Monstre énorme et terrible ! Incroyable merveille !
Sous chaque plume il cache une attentive oreille,
Une bouche tonnante, un œil toujours veillant ;
Enfin elle sait tout, et toujours va parlant.
La nuit elle fend l’air dans le morne silence,
Sans qu’un sommeil flatteur cède sa vigilance ;
Le jour au haut des tours ou des palais des Rois,
Elle écoute, elle observe ; et sa terrible voix
Toujours prête à parler, et toujours éloquente,
Dans les peuples répand la confuse épouvante :
Aussi ferme à défendre un discours inventé
Que prompte à publier l’obscure vérité.
    Cette Déesse alors de récits inutiles,
A son gré remplissait, et les champs, et les villes ;
Sans bornes confondant les incidents certains,
Avec ses jugements, et ses présages vains.

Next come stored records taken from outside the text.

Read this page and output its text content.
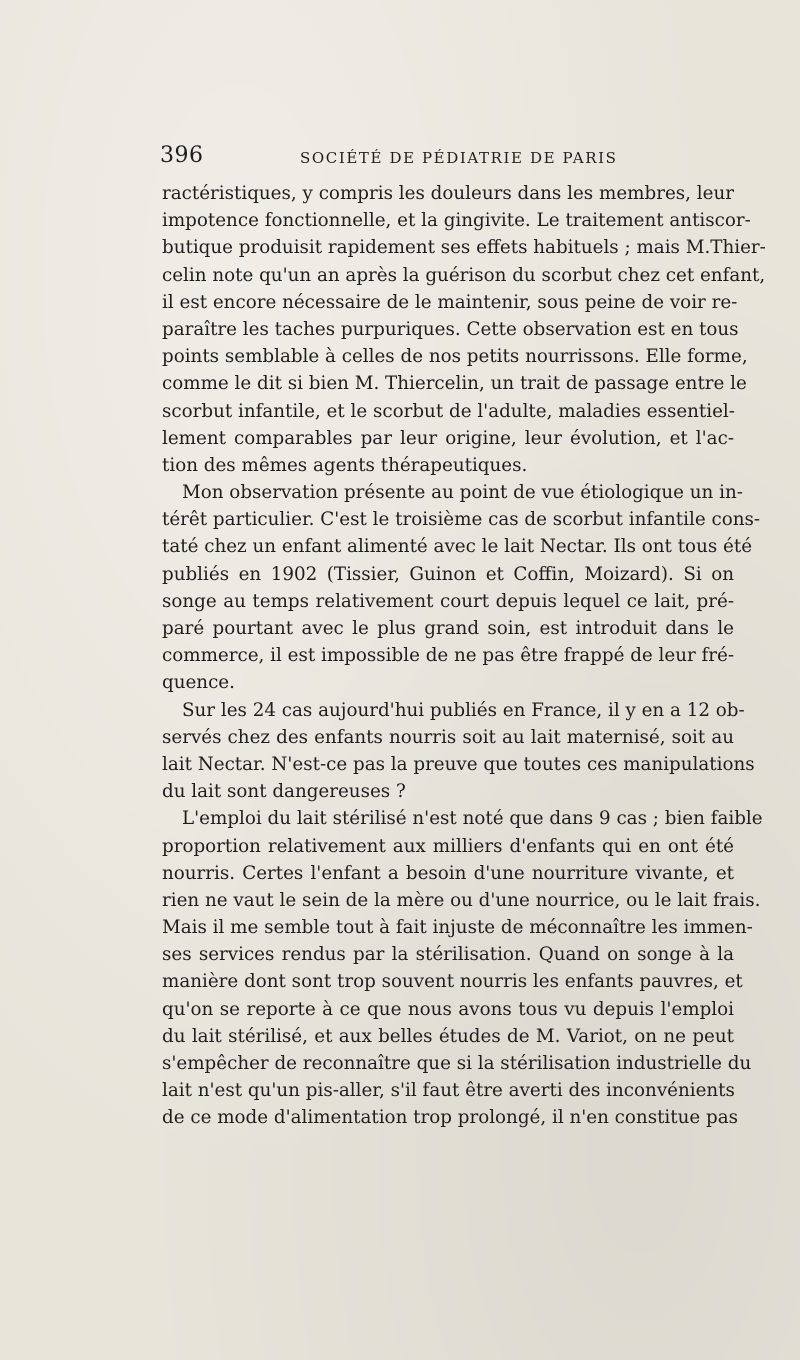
396	SOCIÉTÉ DE PÉDIATRIE DE PARIS
ractéristiques, y compris les douleurs dans les membres, leur
impotence fonctionnelle, et la gingivite. Le traitement antiscor-
butique produisit rapidement ses effets habituels ; mais M.Thier-
celin note qu'un an après la guérison du scorbut chez cet enfant,
il est encore nécessaire de le maintenir, sous peine de voir re-
paraître les taches purpuriques. Cette observation est en tous
points semblable à celles de nos petits nourrissons. Elle forme,
comme le dit si bien M. Thiercelin, un trait de passage entre le
scorbut infantile, et le scorbut de l'adulte, maladies essentiel-
lement comparables par leur origine, leur évolution, et l'ac-
tion des mêmes agents thérapeutiques.
Mon observation présente au point de vue étiologique un in-
térêt particulier. C'est le troisième cas de scorbut infantile cons-
taté chez un enfant alimenté avec le lait Nectar. Ils ont tous été
publiés en 1902 (Tissier, Guinon et Coffin, Moizard). Si on
songe au temps relativement court depuis lequel ce lait, pré-
paré pourtant avec le plus grand soin, est introduit dans le
commerce, il est impossible de ne pas être frappé de leur fré-
quence.
Sur les 24 cas aujourd'hui publiés en France, il y en a 12 ob-
servés chez des enfants nourris soit au lait maternisé, soit au
lait Nectar. N'est-ce pas la preuve que toutes ces manipulations
du lait sont dangereuses ?
L'emploi du lait stérilisé n'est noté que dans 9 cas ; bien faible
proportion relativement aux milliers d'enfants qui en ont été
nourris. Certes l'enfant a besoin d'une nourriture vivante, et
rien ne vaut le sein de la mère ou d'une nourrice, ou le lait frais.
Mais il me semble tout à fait injuste de méconnaître les immen-
ses services rendus par la stérilisation. Quand on songe à la
manière dont sont trop souvent nourris les enfants pauvres, et
qu'on se reporte à ce que nous avons tous vu depuis l'emploi
du lait stérilisé, et aux belles études de M. Variot, on ne peut
s'empêcher de reconnaître que si la stérilisation industrielle du
lait n'est qu'un pis-aller, s'il faut être averti des inconvénients
de ce mode d'alimentation trop prolongé, il n'en constitue pas
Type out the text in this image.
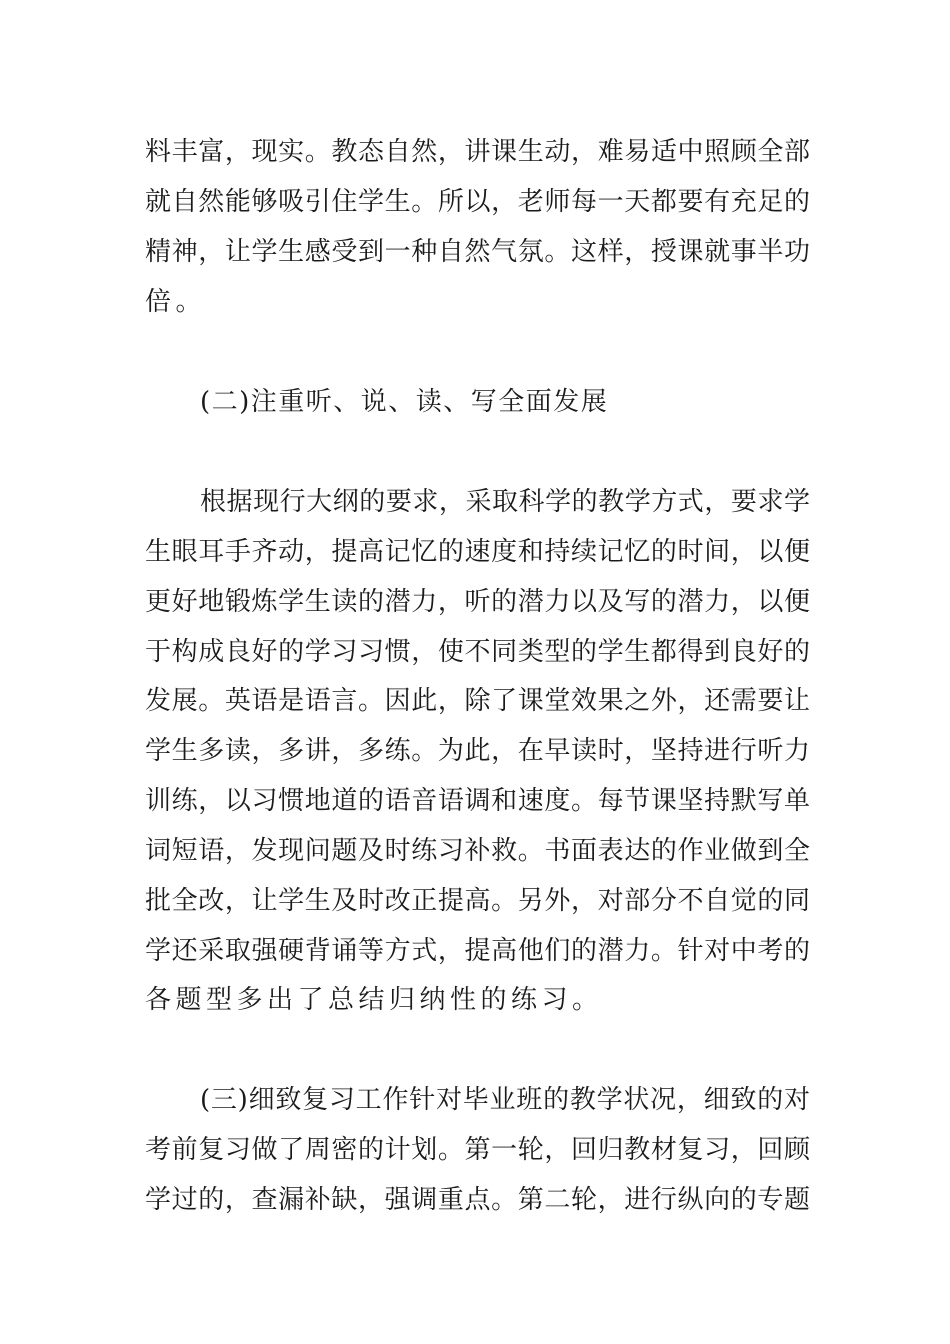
料丰富，现实。教态自然，讲课生动，难易适中照顾全部
就自然能够吸引住学生。所以，老师每一天都要有充足的
精神，让学生感受到一种自然气氛。这样，授课就事半功
倍。
(二)注重听、说、读、写全面发展
根据现行大纲的要求，采取科学的教学方式，要求学
生眼耳手齐动，提高记忆的速度和持续记忆的时间，以便
更好地锻炼学生读的潜力，听的潜力以及写的潜力，以便
于构成良好的学习习惯，使不同类型的学生都得到良好的
发展。英语是语言。因此，除了课堂效果之外，还需要让
学生多读，多讲，多练。为此，在早读时，坚持进行听力
训练，以习惯地道的语音语调和速度。每节课坚持默写单
词短语，发现问题及时练习补救。书面表达的作业做到全
批全改，让学生及时改正提高。另外，对部分不自觉的同
学还采取强硬背诵等方式，提高他们的潜力。针对中考的
各题型多出了总结归纳性的练习。
(三)细致复习工作针对毕业班的教学状况，细致的对
考前复习做了周密的计划。第一轮，回归教材复习，回顾
学过的，查漏补缺，强调重点。第二轮，进行纵向的专题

Elle dit hautement qu’un second hyménée
Avait uni Didon et le Troyen Enée ;
Que plongés dans le luxe et parmi les festins,
Indignes de leur gloire et de leurs grands destins,
Ils en font à l’amour de honteux sacrifices,
Et consomment l’hiver dans les molles délices.
Le bruit que cette voix sème entre les mortels
Vient jusqu’au Prince Hyarbe, au pied des saints autels ;
Rallume dans son cœur son amour méprisée,
Et d’un ardent courroux rend son âme embrasée.